Anders Ericsson, a psychologist and eminent scholar on the topic of expertise, has written extensively about how deliberate practice affects the daily work of medical professionals. Essentially, constant practice, coupled with a strong desire to improve, leads to expert-level performance. Physicians are not born experts — they develop expertise through persistence and unrelenting self-assessment. In the context of medical education, how might you apply Ericsson’s ideas to your own professional growth?
Deliberate Practice Requires Flexibility
It’s important to understand that the practice of medicine is exactly that — practice. Practitioners are always refining their craft and trying to become the best they can be, ultimately for their patients.
Being a clinician is hard, but it is incredibly rewarding. Caring for patients is truly a privilege, and with that privilege comes the responsibility of being at the top of your game when providing that care. That means knowing what you need to know to provide high-quality care, listening intently, and understanding the power of shared decision making with patients. It also means adjusting your practice when medicine evolves. I remember the days when beta-blockers were contraindicated for patients with heart failure and a low ejection fraction and when sublingual nifedipine was used to lower blood pressure. My, how the medical field changes!
I am reminded of some of my own mentors, who were incredibly methodical in how they took a patient’s history and conducted a physical examination. Once, on teaching rounds, we were evaluating a patient with an abnormal heart valve. I wanted to go right to using a stethoscope, but the attending physician advised the team to first look (inspection) and feel (palpation) before listening (auscultation). This was a pivotal moment in my appreciation of the importance of deliberate practice. Mentors who are keenly aware of how their juniors, like me at the time, consume information and use it to help their own patients are effective in teaching younger physicians to become experts in their own right.
Deliberate Practice Is a Lifelong Haul
In comparing expert musicians with non-experts, Ericsson found that the experts practiced more by themselves, focusing on improving specific components of their musical performance. The number of hours of practice to achieve expert status was about 10,000 hours.
How does this play out in daily work as a clinician? Well, I think of a common remark by medical residents when they are learning to examine the retina: “I’m not very good with an ophthalmoscope.” While this may be true for many residents, the best way to get better is to do it often and keep assessing your progress. By examining the retina of every patient with hypertension you encounter (there are lots out there) and learning from each one, you gradually improve. One day, you will evaluate a patient with chronic hypertension and that patient will exhibit arteriovenous (AV) nicking. If you’ve become comfortable using an ophthalmoscope and you know what to look for, you’ll be more likely to find it.
I think I’m skilled at using an ophthalmoscope, not because it came to me instantly but because I practiced using one over and over and over again. When I saw AV nicking in practice, I made sure to point it out to others, such as residents in an outpatient teaching clinic. I will continue to do this maneuver when I feel it is indicated and best for patient care, and I will do my best to mentor others in how to use it, even though I am still not perfect at it.
Tips for the Budding Expert
Whether I’m using an ophthalmoscope or taking a patient’s history, here are five maxims I try to live by in pursuing expertise in the deliberate practice of medicine:
- Always remember to perform the basics, such as a good history and physical examination.
- Commit to practicing again and again.
- Realize that certain tasks, such as interviewing a patient, are so complex that each time you do them, you’ll learn something about how to do them better next time.
- Make use of goal-directed training and early feedback from people who are already experts.
- Always pause to assess your progress, even though it takes time.
Medicine is a fascinating field that offers ample opportunity to learn every day and to develop the expertise that Ericsson’s work elucidates so impressively. As practicing clinicians, we can always strive to become better through deliberate practice, with the ultimate goal of helping our patients.
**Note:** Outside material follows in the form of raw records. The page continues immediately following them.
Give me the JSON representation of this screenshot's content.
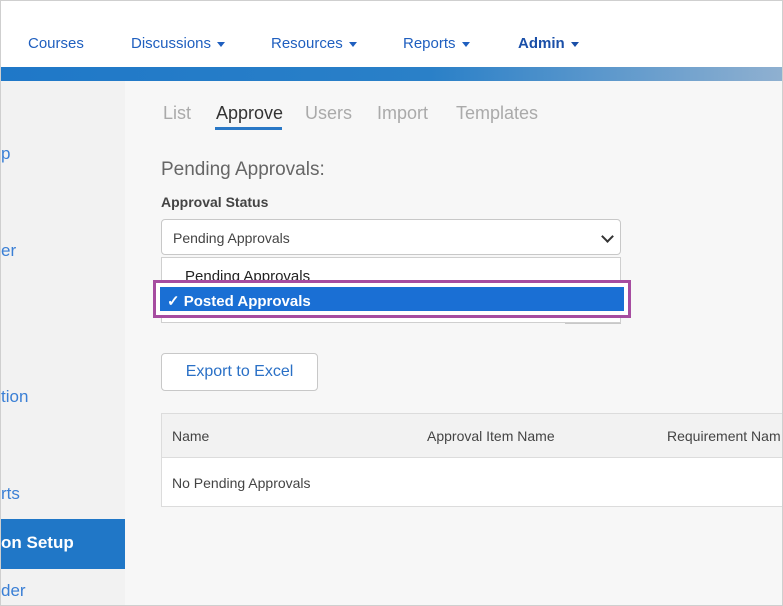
{
  "nav": {
    "items": [
      {
        "label": "Courses",
        "dropdown": false
      },
      {
        "label": "Discussions",
        "dropdown": true
      },
      {
        "label": "Resources",
        "dropdown": true
      },
      {
        "label": "Reports",
        "dropdown": true
      },
      {
        "label": "Admin",
        "dropdown": true
      }
    ]
  },
  "sidebar": {
    "items": [
      "p",
      "er",
      "tion",
      "rts"
    ],
    "active": "on Setup",
    "last": "der"
  },
  "tabs": [
    "List",
    "Approve",
    "Users",
    "Import",
    "Templates"
  ],
  "active_tab": "Approve",
  "section_title": "Pending Approvals:",
  "approval_status": {
    "label": "Approval Status",
    "selected_value": "Pending Approvals",
    "options": [
      "Pending Approvals",
      "Posted Approvals"
    ],
    "highlighted_option": "✓ Posted Approvals"
  },
  "export_button": "Export to Excel",
  "table": {
    "columns": [
      "Name",
      "Approval Item Name",
      "Requirement Nam"
    ],
    "empty_message": "No Pending Approvals"
  },
  "colors": {
    "accent": "#1f78c8",
    "sidebar_active": "#2077c7",
    "highlight_border": "#a64ca0",
    "selection": "#1a6fd4"
  }
}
Thanks so much, Dr Alex, for your insightful article. It helps to know that with practice, one gets better. I’ve sometimes wondered how senior colleagues seem to know every important little bit of information about a case. I hope to put your advice into constant use. Thank you.
Thanks for these notes. These are not basics – they are essentials. ALWAYS History first (confirmed by collaterals), examination – general inspection – then specific examination, palpation, percussion then auscultation. On to tests, then diagnosis – THEN (the only thing that counts) FORMULATION (why does this person have these problems right now) – it should be a coherent story by this time. A few geniuses can go straight to the right answer – but the medico-legal industry is based on not following the protocol above.
Do you know of any pictures of av nicking on the Web which one can learn from? Thanks in advance.
Caring for patients is an honor and a privilege….let’s keep always in mind that patients want doctors who are competent, compassionate, good listeners, effective communicators, and willing to make joint decisions with them.
These are the essentials of medicine that every medical student should learn during the first day of medical school. Thank you for the tips
The importance of repeating steps in a specific order, as suggested by Max above, cannot be overstated. I agree.
Wade, here is an NEJM article on hypertensive retinopathy, with a few pictures of AV nicking: http://www.nejm.org/doi/full/10.1056/NEJMra032865
I also agree with Nelson about the importance of good listening skills, but think that it may take more than one day of medical school to learn.